Deep learning has revolutionized digital pathology, allowing for automatic analysis of hematoxylin and eosin (H&E) stained whole slide images (WSIs) for diverse tasks. In such analyses, WSIs are typically broken into smaller images called tiles, and a neural network backbone encodes each tile in a feature space. Many recent works have applied attention based deep learning models to aggregate tile-level features into a slide-level representation, which is then used for slide-level prediction tasks. However, training attention models is computationally intensive, necessitating hyperparameter optimization and specialized training procedures. Here, we propose SAMPLER, a fully statistical approach to generate efficient and informative WSI representations by encoding the empirical cumulative distribution functions (CDFs) of multiscale tile features. We demonstrate that SAMPLER-based classifiers are as accurate or better than state-of-the-art fully deep learning attention models for classification tasks including distinction of: subtypes of breast carcinoma (BRCA: AUC=0.911 ± 0.029); subtypes of non-small cell lung carcinoma (NSCLC: AUC=0.940±0.018); and subtypes of renal cell carcinoma (RCC: AUC=0.987±0.006). A major advantage of the SAMPLER representation is that predictive models are >100X faster compared to attention models. Histopathological review confirms that SAMPLER-identified high attention tiles contain tumor morphological features specific to the tumor type, while low attention tiles contain fibrous stroma, blood, or tissue folding artifacts. We further apply SAMPLER concepts to improve the design of attention-based neural networks, yielding a context aware multi-head attention model with increased accuracy for subtype classification within BRCA and RCC (BRCA: AUC=0.921±0.027, and RCC: AUC=0.988±0.010). Finally, we provide theoretical results identifying sufficient conditions for which SAMPLER is optimal. SAMPLER is a fast and effective approach for analyzing WSIs, with greatly improved scalability over attention methods to benefit digital pathology analysis.

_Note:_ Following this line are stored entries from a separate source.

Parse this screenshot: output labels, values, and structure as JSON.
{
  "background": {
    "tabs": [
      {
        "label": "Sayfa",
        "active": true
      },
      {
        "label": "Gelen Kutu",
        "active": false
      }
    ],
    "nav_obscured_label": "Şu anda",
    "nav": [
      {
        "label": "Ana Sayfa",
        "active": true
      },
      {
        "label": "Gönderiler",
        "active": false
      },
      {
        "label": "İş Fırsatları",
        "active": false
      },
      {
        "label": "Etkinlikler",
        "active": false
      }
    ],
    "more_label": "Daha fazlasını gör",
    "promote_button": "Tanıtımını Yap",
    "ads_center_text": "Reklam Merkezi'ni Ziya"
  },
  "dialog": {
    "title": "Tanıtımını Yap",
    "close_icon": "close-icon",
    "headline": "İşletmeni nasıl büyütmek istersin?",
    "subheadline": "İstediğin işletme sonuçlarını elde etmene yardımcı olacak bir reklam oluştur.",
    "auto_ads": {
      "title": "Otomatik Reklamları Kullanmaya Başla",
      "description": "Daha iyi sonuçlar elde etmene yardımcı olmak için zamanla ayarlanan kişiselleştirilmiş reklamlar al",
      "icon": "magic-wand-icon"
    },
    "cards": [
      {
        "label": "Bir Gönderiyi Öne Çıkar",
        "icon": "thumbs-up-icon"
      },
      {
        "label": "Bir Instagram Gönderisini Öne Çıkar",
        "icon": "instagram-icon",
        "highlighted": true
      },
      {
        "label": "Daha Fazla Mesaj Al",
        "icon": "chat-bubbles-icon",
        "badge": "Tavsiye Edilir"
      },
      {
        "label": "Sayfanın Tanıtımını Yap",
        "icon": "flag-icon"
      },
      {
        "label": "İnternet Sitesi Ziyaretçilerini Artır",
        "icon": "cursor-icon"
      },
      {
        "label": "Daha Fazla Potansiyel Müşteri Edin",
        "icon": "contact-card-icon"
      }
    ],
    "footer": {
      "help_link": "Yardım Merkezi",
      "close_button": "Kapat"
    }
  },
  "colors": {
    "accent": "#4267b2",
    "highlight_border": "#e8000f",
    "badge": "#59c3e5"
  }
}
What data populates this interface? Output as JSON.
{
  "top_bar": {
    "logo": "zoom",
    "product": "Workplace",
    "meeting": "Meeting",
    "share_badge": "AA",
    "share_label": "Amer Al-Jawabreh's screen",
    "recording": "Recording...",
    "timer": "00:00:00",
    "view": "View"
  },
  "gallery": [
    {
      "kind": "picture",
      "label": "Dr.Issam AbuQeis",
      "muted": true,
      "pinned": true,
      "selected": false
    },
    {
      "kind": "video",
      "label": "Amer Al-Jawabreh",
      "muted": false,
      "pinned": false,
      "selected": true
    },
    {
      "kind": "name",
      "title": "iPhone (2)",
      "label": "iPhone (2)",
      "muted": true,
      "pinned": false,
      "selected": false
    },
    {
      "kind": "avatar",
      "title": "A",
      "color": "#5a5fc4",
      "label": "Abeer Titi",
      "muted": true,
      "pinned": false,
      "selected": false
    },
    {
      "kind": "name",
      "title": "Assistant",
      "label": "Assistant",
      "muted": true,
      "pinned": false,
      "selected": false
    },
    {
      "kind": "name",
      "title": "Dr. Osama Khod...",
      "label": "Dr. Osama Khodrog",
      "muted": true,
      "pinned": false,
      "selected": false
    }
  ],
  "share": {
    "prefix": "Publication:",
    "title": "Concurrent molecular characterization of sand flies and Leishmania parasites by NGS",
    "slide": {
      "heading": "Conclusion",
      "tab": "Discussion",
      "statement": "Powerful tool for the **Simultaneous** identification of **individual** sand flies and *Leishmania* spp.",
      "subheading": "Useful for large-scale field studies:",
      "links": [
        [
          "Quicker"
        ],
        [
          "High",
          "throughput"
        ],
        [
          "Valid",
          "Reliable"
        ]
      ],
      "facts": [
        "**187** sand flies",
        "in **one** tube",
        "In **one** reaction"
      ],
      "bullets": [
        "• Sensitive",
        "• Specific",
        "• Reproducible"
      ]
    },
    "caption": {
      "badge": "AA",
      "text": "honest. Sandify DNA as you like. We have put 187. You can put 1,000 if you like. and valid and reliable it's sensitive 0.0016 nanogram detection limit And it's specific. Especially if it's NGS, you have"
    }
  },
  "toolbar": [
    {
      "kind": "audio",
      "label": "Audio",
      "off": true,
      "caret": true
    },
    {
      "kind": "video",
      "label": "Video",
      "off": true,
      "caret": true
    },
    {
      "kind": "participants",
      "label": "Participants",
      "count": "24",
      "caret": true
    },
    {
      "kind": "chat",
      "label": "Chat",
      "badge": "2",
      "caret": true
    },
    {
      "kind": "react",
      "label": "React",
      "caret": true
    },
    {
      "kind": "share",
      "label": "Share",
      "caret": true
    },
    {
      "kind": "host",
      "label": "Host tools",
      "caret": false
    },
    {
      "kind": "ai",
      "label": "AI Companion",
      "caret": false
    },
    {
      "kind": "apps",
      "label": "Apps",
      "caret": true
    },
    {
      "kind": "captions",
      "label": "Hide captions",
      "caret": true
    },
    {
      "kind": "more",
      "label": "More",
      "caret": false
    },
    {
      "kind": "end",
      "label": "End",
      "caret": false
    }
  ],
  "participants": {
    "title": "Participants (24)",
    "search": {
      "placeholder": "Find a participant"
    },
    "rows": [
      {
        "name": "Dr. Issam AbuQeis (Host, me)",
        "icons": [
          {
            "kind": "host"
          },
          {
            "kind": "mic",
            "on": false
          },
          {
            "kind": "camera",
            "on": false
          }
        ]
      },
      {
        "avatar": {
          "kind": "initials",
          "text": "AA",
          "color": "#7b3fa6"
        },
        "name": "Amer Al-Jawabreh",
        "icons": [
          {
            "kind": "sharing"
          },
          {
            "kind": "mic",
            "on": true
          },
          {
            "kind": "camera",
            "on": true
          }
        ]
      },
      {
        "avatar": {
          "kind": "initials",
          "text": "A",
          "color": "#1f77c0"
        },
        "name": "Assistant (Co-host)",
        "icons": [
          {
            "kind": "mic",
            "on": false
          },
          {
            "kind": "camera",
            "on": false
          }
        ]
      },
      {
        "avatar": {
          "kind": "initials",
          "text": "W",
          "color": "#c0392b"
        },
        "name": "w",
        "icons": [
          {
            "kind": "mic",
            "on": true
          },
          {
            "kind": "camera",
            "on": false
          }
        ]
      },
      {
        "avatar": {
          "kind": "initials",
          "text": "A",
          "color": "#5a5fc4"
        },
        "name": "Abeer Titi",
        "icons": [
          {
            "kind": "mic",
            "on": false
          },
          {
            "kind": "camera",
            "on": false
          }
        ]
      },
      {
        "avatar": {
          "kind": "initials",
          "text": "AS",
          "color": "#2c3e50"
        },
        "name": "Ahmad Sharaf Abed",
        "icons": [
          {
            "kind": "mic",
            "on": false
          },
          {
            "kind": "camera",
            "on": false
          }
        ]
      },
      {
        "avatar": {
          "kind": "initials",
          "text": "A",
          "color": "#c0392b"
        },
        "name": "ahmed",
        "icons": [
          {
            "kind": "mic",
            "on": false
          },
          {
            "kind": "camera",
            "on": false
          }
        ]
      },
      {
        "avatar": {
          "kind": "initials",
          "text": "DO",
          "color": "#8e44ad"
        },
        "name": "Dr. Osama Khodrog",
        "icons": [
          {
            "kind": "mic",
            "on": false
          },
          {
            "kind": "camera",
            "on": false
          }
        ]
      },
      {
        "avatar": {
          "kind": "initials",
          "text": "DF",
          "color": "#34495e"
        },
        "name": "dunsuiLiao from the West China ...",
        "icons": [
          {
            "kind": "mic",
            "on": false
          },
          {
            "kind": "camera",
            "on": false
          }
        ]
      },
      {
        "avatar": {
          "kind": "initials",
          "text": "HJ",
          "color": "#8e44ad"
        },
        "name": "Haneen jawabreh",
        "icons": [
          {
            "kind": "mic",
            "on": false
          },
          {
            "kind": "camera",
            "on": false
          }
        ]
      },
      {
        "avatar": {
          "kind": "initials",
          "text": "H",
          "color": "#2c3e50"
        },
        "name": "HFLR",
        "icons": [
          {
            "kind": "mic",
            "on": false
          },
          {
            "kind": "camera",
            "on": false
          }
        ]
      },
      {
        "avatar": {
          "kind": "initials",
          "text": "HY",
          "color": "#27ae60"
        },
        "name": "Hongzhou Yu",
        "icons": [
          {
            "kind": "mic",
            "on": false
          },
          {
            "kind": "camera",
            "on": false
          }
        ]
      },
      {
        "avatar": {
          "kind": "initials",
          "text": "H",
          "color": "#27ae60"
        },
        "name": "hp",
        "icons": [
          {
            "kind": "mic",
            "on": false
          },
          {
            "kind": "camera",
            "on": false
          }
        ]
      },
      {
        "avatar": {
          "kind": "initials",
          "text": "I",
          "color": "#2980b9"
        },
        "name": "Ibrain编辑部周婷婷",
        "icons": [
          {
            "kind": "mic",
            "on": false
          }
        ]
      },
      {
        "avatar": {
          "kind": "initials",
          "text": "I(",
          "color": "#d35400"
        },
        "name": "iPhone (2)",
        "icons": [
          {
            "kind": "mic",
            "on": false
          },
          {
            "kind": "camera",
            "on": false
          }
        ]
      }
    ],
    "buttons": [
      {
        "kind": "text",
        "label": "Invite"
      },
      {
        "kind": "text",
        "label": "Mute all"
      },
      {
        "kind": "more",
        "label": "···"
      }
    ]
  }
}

深度学习彻底改变了数字病理学,使得对苏木精和伊红(H&E)染色的全切片图像(WSIs)进行自动分析以完成各种任务成为可能。在这类分析中,WSIs通常被分割成称为图块的较小图像,并且神经网络主干在特征空间中对每个图块进行编码。最近的许多工作都应用了基于注意力的深度学习模型,将图块级特征聚合为幻灯片级表示,然后将其用于幻灯片级预测任务。然而,训练注意力模型计算量很大,需要进行超参数优化和专门的训练过程。在这里,我们提出了SAMPLER,这是一种完全统计的方法,通过对多尺度图块特征的经验累积分布函数(CDF)进行编码来生成高效且信息丰富的WSI表示。我们证明,基于SAMPLER的分类器在包括区分以下类型的分类任务中与最先进的全深度学习注意力模型一样准确或更准确:乳腺癌(BRCA:AUC = 0.911±0.029)的亚型;非小细胞肺癌(NSCLC:AUC = 0.940±0.018)的亚型;以及肾细胞癌(RCC:AUC = 0.987±0.006)的亚型。SAMPLER表示的一个主要优点是,与注意力模型相比,预测模型的速度快100倍以上。组织病理学检查证实,SAMPLER识别出的高注意力图块包含特定肿瘤类型的肿瘤形态特征,而低注意力图块包含纤维性基质、血液或组织折叠伪像。我们进一步应用SAMPLER概念来改进基于注意力的神经网络的设计,产生了一种上下文感知多头注意力模型,在BRCA和RCC内的亚型分类中准确性有所提高(BRCA:AUC = 0.921±0.027,RCC:AUC = 0.988±0.010)。最后,我们提供了理论结果,确定了SAMPLER为最优的充分条件。SAMPLER是一种快速有效的WSI分析方法,与注意力方法相比,其可扩展性有了极大提高,有利于数字病理学分析。